Because Elder B’s supervisory duties took him all over the country in a day when most Kiwis were driving bulbous Austins, he and his flash American cars were well known at the petrol stations along his regular routes. However, Elder B was never satisfied when he stopped to refuel because he inevitably had to get out and pump his own petrol, wash his own windshield, check his own fluid levels, and refill his own tires if necessary. Then he had an idea. Sometime in 1950, Elder B began spreading the word that in America, filling stations are called “service stations” because they don’t just sell gasoline; they provide service. As soon as you pull up to the pump, he explained, an attendant runs out to greet you. He pumps the gas for you while another attendant checks your oil and washes your windshield. They test the pressure in your tires and fill them up if they need air. An attendant takes your payment through the car window so you never have to leave the driver’s seat. (For readers who are too young to remember those days, yes, that’s actually what happened. Things changed with the advent of self-service pumps around 1970.)
But Elder B didn’t leave it at that. He offered a £5 note to the first petrol station attendant who gave him such service without him having to ask for it. Wendy isn’t certain whether her dad ever declared a winner and awarded the prize, but it wasn’t long before filling stations all over New Zealand began competing for it. Thus Elder B changed the motoring experience not just for himself but for everyone in the country.

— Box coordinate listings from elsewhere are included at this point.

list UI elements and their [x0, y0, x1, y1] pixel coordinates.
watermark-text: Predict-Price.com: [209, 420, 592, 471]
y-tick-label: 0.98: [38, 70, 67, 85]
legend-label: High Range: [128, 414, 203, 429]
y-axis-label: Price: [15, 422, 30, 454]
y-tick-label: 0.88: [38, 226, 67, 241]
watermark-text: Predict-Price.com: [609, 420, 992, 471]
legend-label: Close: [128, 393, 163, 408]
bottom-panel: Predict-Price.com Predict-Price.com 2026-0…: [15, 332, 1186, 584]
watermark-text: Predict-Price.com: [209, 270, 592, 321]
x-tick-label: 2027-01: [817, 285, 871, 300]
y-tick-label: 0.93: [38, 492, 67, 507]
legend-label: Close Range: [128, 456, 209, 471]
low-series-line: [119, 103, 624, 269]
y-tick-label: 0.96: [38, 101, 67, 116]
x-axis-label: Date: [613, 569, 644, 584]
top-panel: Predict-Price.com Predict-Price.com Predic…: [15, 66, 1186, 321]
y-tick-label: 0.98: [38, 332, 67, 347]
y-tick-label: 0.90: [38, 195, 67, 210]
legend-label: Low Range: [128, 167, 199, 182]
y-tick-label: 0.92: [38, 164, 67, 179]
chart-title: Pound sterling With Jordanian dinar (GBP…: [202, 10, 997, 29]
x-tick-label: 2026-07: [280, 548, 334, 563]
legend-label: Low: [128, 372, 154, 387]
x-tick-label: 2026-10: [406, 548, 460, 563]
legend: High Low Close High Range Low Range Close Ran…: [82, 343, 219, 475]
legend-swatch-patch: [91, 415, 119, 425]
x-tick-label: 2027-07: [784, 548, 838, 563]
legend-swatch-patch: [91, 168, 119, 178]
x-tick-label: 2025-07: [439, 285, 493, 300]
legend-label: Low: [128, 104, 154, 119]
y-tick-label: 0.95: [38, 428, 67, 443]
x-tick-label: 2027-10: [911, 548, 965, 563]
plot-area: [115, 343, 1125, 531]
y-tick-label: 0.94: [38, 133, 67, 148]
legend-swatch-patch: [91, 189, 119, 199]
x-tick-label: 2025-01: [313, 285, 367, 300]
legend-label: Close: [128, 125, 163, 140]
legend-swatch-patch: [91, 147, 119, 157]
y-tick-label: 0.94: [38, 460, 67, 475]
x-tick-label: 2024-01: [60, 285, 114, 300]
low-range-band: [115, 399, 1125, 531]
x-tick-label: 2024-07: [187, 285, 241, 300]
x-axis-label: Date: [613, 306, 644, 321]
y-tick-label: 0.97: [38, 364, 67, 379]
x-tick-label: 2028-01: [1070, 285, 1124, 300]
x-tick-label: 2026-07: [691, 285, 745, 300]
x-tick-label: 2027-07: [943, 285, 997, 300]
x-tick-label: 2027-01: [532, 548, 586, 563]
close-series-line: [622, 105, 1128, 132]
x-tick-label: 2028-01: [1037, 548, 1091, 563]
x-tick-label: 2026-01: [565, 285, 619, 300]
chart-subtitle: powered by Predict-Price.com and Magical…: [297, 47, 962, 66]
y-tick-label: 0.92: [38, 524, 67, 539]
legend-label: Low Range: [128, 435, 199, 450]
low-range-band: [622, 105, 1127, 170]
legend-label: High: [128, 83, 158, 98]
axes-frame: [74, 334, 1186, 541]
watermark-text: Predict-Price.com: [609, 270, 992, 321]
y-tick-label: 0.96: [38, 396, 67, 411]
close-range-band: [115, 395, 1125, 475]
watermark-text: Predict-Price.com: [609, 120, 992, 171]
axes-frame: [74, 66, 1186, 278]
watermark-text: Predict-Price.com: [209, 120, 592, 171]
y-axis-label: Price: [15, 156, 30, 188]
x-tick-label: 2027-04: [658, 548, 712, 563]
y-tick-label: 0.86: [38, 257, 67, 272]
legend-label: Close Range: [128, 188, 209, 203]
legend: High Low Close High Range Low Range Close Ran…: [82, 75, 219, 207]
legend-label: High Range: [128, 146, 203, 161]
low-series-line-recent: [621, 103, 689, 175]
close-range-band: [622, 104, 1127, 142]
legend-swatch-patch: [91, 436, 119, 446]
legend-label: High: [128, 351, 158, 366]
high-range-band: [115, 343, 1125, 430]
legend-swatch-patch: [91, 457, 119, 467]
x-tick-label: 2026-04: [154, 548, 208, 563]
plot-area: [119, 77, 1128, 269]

Complementing the museum is the on-site, 1950s-themed Jukebox Diner. Pictures of famous rock ‘n roll stars from Chubby Checker to ABBA line the walls, with appropriately kitchy larger-than-life-size statues of Elvis and Betty Boop. Standard burgers and fries are on the menu, but so are Mediterranean-herbed chickpea and kumara burgers served with beetroot relish and aioli. We’d already eaten lunch and it was too early for dinner, but we couldn’t leave without sharing a nice, thick chocolate-raspberry milkshake.